2000 Trans America Athletic Conference baseball tournament
- Teams: 6
- Format: Double-elimination
- Finals site: Alexander Brest Field; Jacksonville, FL;
- Champions: Stetson (4th title)
- Winning coach: Pete Dunn (4th title)
- MVP: Jeff Christy (Stetson)

= 2000 Trans America Athletic Conference baseball tournament =

American college baseball tournament

The 2000 Trans America Athletic Conference baseball tournament was held at John Sessions Stadium at Alexander Brest Field on the campus of Jacksonville University in Jacksonville, Florida, from May 17 through 20. won its fourth tournament championship to earn the Trans America Athletic Conference's automatic bid to the 2000 NCAA Division I baseball tournament.

==Seeding==
The top six teams (based on conference results) from the conference earn invites to the tournament.

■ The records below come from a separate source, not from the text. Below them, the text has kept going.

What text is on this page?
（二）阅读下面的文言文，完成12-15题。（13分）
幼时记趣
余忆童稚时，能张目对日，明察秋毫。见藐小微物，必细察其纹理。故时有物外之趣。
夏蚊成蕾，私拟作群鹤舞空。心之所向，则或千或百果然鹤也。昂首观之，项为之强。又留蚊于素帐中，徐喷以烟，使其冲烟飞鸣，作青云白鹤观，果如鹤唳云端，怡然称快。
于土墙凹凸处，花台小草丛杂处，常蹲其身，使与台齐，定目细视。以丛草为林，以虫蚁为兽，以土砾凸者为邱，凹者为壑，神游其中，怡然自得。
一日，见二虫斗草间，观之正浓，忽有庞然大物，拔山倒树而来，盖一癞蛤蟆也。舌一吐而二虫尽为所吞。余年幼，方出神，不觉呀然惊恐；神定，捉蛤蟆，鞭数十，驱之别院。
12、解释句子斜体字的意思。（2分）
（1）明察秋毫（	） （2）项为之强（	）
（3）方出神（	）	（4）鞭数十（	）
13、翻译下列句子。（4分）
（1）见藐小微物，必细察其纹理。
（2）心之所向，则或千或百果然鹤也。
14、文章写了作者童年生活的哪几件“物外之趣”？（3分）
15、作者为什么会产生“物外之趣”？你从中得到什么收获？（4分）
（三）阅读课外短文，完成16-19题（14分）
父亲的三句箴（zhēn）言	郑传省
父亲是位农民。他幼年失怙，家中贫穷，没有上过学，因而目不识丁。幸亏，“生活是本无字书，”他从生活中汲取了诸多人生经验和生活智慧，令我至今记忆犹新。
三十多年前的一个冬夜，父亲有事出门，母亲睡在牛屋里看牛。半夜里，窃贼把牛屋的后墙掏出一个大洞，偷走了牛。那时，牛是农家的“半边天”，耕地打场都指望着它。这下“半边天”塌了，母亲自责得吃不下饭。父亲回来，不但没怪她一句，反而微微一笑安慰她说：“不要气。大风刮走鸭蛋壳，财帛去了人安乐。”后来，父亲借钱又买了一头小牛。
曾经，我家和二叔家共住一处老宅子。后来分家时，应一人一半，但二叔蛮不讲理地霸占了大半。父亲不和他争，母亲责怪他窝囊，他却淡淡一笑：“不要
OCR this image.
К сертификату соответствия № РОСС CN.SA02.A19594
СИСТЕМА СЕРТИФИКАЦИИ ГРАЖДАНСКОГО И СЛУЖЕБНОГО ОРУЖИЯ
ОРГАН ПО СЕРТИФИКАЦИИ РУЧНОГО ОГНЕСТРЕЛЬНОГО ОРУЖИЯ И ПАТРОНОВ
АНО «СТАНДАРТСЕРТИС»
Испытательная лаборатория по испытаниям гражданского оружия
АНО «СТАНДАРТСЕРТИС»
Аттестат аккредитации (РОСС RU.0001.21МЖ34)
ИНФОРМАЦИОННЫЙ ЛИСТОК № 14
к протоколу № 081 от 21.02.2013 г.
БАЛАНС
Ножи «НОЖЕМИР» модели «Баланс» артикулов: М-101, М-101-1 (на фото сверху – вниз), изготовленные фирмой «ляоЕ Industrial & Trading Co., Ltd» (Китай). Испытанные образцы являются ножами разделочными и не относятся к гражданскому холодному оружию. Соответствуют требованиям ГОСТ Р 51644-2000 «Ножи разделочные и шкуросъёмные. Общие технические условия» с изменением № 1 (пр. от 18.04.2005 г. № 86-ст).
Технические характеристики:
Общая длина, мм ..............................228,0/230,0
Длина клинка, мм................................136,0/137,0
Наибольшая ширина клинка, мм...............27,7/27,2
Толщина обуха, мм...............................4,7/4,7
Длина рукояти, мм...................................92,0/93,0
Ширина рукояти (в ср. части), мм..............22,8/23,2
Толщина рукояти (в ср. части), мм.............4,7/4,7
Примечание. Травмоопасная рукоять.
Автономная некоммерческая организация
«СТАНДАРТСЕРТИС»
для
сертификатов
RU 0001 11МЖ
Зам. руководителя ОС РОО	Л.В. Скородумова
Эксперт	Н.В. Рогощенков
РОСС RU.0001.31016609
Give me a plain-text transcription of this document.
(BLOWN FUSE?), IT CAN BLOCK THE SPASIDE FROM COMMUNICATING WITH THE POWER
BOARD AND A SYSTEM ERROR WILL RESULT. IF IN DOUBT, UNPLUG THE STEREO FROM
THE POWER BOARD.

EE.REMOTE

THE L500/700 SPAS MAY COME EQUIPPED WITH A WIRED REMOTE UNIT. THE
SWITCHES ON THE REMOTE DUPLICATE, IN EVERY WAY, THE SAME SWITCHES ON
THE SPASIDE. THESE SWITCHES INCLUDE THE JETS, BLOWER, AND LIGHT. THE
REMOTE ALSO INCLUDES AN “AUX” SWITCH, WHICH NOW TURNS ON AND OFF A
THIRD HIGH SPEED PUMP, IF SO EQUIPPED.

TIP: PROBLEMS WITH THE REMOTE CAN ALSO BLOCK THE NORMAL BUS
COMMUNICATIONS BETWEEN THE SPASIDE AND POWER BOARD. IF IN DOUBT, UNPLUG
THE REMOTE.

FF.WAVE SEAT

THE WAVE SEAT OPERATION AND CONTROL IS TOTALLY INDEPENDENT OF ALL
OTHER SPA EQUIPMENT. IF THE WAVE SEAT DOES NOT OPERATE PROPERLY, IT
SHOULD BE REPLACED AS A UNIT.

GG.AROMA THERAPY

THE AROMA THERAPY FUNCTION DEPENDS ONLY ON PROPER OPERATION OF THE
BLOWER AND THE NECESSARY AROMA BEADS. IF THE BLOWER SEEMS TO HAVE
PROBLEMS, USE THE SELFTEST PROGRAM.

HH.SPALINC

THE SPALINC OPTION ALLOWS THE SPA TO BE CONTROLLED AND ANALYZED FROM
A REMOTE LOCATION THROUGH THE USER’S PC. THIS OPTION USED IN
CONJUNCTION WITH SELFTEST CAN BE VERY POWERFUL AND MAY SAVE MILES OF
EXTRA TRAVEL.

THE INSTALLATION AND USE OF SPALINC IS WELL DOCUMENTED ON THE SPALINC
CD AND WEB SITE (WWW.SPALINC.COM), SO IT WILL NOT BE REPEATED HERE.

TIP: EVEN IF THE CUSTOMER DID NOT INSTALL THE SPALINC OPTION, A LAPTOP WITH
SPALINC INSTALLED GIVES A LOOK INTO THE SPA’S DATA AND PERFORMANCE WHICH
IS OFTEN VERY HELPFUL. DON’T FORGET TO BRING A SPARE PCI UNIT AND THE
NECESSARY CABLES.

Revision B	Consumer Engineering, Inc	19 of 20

| Team | W | L | PCT | GB | Seed |
|---|---|---|---|---|---|
| UCF | 22 | 5 | .815 | — | 1 |
| Florida Atlantic | 20 | 7 | .741 | 2 | 2 |
| Stetson | 20 | 7 | .741 | 2 | 3 |
| Jacksonville | 16 | 11 | .593 | 6 | 4 |
| Georgia State | 14 | 13 | .519 | 8 | 5 |
| Campbell | 12 | 15 | .444 | 10 | 6 |
| Troy State | 11 | 16 | .407 | 11 | — |
| Mercer | 8 | 19 | .296 | 14 | — |
| Jacksonville State | 6 | 21 | .222 | 16 | — |
| Samford | 6 | 21 | .222 | 16 | — |

==All-Tournament Team==
The following players were named to the All-Tournament Team.

| Pos | Name | Team |
| P | Jason Oglesby | Stetson |
| Lenny DiNardo | Stetson |
| C | Mike Fellman | Stetson |
| Jeff Davis | Campbell |
| IF | Jeff Huff | Campbell |
| Michael Nelson | Georgia State |
| Brooks Stephens | Stetson |
| OF | Frank Corr | Stetson |
| Jeff Christy | Stetson |
| DH | Andy Wilson | Stetson |
| Adam Hawes | Campbell |

===Tournament Most Valuable Player===
Jeff Christy was named Tournament Most Valuable Player. Christy was an outfielder for Stetson.